Return to Core Strength: The DAS Advantage
The "refreshed focus" strategy signals a return to the group’s "cornerstone"—the DAS portfolio. By leveraging employer partnerships and salary-deduction models, Letshego can maintain low default rates while using digital channels to lower the cost of acquisition. This "hybrid" model—combining the safety of DAS with the reach of mobile lending—is the group’s most viable path to achieving a sustainable 20% ROE.
Strategic Pillar | Focus for 2026–2030 | Intended Outcome |
Product | DAS, Short-term Mobile Loans, Savings | Low NPLs, High Transaction Volume |
Channels | LetsGo Digital Mall, USSD (140555#) | Omni-channel accessibility, Zero-touch |
Funding | Retail Deposits, Social Bonds | Lower Cost of Funds, Diversified Base |
Markets | Southern Africa (Botswana, Namibia, Moz) | Stable, Predictable Profitability |
Table 4: Forward-Looking Strategic Roadmap
Analytical Conclusion
The decline in Letshego’s stock price to BWP 0.85 by February 2026 is a reflection of historical bottom-line volatility, aggressive investment-phase spending, and severe macroeconomic pressures in peripheral markets. However, the 2024–2025 financial period has demonstrated a powerful operational recovery, evidenced by strong top-line growth and a return to massive profitability in H1 2025.
Management’s efforts—ranging from the "LetsGo Digital Mall" rollout to the "Potential Transaction" aimed at regional rebalancing—suggest a proactive and technically sophisticated approach to restoring shareholder value. The organization is no longer a simple micro-lender; it is a digital financial ecosystem with 3.5 million users and a rapidly growing deposit base.

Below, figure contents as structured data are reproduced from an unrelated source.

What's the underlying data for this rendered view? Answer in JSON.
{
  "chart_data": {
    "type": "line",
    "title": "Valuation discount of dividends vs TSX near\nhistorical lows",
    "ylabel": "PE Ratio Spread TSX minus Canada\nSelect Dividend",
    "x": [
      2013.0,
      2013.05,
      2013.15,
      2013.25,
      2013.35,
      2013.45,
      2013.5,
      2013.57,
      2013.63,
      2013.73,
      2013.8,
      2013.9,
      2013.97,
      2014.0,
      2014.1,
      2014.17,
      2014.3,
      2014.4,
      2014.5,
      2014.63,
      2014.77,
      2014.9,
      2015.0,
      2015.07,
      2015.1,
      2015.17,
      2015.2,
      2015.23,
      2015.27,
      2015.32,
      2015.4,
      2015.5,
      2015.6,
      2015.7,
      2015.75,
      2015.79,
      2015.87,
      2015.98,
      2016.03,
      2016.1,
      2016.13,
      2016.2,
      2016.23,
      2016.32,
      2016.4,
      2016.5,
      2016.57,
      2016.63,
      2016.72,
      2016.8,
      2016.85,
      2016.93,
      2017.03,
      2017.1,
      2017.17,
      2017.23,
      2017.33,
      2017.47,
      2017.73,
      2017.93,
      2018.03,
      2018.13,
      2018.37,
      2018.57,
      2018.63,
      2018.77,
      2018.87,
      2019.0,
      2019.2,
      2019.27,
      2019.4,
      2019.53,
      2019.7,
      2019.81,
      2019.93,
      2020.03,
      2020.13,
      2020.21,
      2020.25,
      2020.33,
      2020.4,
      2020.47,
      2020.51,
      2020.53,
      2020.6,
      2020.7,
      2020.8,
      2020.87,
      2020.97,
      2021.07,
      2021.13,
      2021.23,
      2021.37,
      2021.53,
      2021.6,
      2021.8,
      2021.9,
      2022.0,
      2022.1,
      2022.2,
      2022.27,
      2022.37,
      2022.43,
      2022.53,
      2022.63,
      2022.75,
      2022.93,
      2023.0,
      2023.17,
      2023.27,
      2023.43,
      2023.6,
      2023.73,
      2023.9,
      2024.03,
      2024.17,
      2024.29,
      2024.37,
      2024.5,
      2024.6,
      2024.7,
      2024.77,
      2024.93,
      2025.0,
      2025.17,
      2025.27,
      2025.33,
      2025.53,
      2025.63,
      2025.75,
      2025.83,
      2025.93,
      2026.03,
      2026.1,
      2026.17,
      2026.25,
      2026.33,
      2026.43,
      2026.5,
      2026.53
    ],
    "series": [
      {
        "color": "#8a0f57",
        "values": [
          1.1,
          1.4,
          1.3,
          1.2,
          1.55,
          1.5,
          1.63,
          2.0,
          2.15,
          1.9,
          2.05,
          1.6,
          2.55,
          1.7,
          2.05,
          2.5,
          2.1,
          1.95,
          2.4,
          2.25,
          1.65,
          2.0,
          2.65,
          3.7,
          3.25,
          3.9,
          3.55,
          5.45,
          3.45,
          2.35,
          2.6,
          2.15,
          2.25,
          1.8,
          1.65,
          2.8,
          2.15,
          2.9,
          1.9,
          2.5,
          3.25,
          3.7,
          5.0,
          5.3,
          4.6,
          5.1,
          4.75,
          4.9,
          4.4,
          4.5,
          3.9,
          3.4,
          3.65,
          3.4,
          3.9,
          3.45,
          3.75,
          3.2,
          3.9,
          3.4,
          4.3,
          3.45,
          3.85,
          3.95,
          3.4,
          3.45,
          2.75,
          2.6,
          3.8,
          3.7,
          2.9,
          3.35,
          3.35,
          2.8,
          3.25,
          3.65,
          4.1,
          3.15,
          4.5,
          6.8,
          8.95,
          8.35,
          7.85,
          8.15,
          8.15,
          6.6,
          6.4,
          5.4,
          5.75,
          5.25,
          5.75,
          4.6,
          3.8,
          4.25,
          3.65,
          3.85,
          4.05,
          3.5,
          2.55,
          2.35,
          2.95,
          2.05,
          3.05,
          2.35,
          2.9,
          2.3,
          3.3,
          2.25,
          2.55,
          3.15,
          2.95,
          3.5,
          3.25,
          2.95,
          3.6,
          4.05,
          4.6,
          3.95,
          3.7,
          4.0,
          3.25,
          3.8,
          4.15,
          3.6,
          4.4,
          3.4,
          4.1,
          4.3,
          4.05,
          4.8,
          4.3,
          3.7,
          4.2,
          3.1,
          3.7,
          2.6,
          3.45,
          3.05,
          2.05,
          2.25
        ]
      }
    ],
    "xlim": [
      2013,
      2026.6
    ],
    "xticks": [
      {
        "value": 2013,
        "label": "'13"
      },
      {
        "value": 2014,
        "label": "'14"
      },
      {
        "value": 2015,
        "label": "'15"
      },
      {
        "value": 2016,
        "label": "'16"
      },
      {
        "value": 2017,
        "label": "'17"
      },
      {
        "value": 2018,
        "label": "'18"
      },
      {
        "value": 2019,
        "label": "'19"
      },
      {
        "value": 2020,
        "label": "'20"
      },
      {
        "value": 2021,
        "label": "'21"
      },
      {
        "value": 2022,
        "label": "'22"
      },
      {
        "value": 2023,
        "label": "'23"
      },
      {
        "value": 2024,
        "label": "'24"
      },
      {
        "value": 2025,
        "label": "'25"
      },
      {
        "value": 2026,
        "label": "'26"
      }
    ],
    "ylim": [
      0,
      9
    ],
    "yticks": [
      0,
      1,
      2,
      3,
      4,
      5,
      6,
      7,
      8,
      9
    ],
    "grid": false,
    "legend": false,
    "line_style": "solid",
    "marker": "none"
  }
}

For the professional investment community, the current valuation represents a "valuation-performance disconnect." While the market remains cautious due to legacy issues, the underlying business fundamentals—specifically in core markets like Namibia and Botswana—remain robust. If management can successfully conclude the restructuring of its East and West African operations and maintain the current trajectory of tax and cost efficiency, the "way forward" is likely a significant equity re-rating that aligns the share price with the group’s renewed profitability and digital scale. The conclusion of the 6-2-5 strategy in 2025 marks the end of the high-cost investment cycle and the beginning of a period focused on harvesting the returns from its digital infrastructure.